Scharpf Robert B, Tjelmeland Håkon, Parmigiani Giovanni, Nobel Andrew B
Department of Biostatistics, Johns Hopkins Bloomberg School of Public Health, Baltimore, MD 21205.
J Am Stat Assoc. 2009;104(488):1295-1310. doi: 10.1198/jasa.2009.ap07611.

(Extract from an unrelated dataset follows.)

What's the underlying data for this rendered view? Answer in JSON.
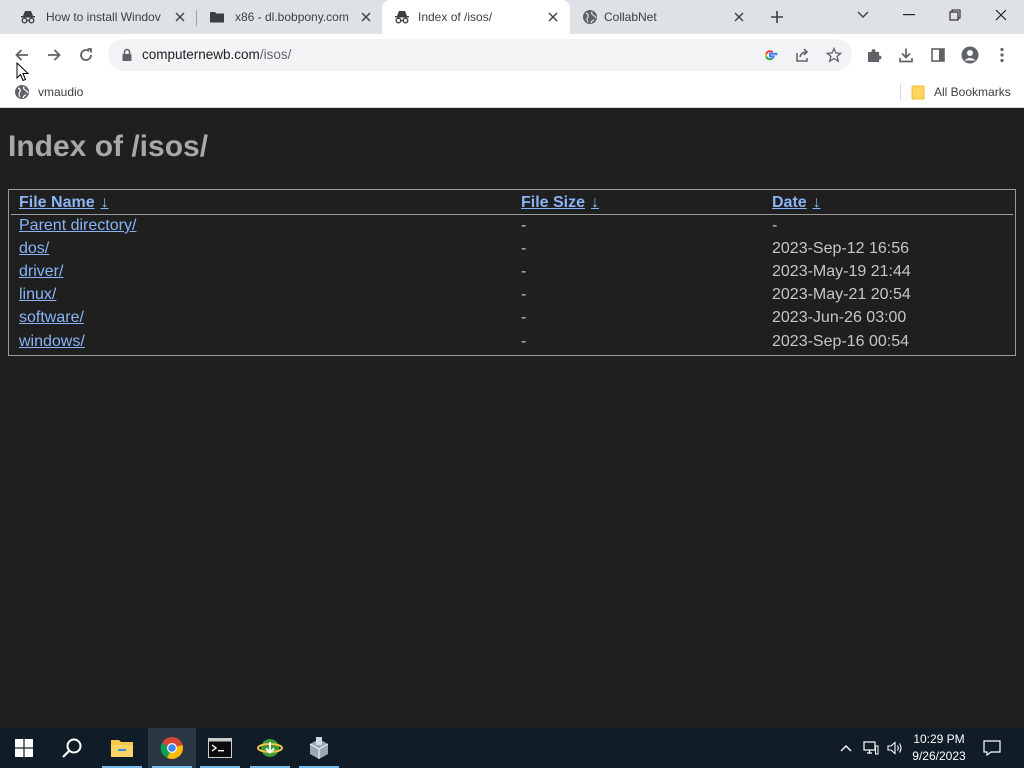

In this paper we define a hierarchical Bayesian model for microarray expression data collected from several studies and use it to identify genes that show differential expression between two conditions. Key features include shrinkage across both genes and studies, and flexible modeling that allows for interactions between platforms and the estimated effect, as well as concordant and discordant differential expression across studies. We evaluated the performance of our model in a comprehensive fashion, using both artificial data, and a "split-study" validation approach that provides an agnostic assessment of the model's behavior not only under the null hypothesis, but also under a realistic alternative. The simulation results from the artificial data demonstrate the advantages of the Bayesian model. The 1 - AUC values for the Bayesian model are roughly half of the corresponding values for a direct combination of t- and SAM-statistics. Furthermore, the simulations provide guidelines for when the Bayesian model is most likely to be useful. Most noticeably, in small studies the Bayesian model generally outperforms other methods when evaluated by AUC, FDR, and MDR across a range of simulation parameters, and this difference diminishes for larger sample sizes in the individual studies. The split-study validation illustrates appropriate shrinkage of the Bayesian model in the absence of platform-, sample-, and annotation-differences that otherwise complicate experimental data analyses. Finally, we fit our model to four breast cancer studies employing different technologies (cDNA and Affymetrix) to estimate differential expression in estrogen receptor positive tumors versus negative ones. Software and data for reproducing our analysis are publicly available.
在本文中,我们为从多项研究中收集的微阵列表达数据定义了一种分层贝叶斯模型,并使用该模型来识别在两种条件下显示差异表达的基因。关键特征包括跨基因和跨研究的收缩,以及灵活的建模,该建模允许平台与估计效应之间的相互作用,以及跨研究的一致和不一致的差异表达。我们使用人工数据以及一种“拆分研究”验证方法,以全面的方式评估了我们模型的性能,该验证方法不仅在原假设下,而且在现实的备择假设下,都能对模型的行为进行无偏评估。来自人工数据的模拟结果证明了贝叶斯模型的优势。贝叶斯模型的1 - AUC值大约是t统计量和SAM统计量直接组合的相应值的一半。此外,模拟为贝叶斯模型最可能有用的情况提供了指导方针。最值得注意的是,在小型研究中,当在一系列模拟参数下通过AUC、FDR和MDR进行评估时,贝叶斯模型通常优于其他方法,并且对于单个研究中较大的样本量,这种差异会减小。拆分研究验证说明了在不存在否则会使实验数据分析复杂化的平台、样本和注释差异的情况下,贝叶斯模型的适当收缩。最后,我们将我们的模型应用于四项采用不同技术(cDNA和Affymetrix)的乳腺癌研究,以估计雌激素受体阳性肿瘤与阴性肿瘤之间的差异表达。用于重现我们分析的软件和数据可公开获取。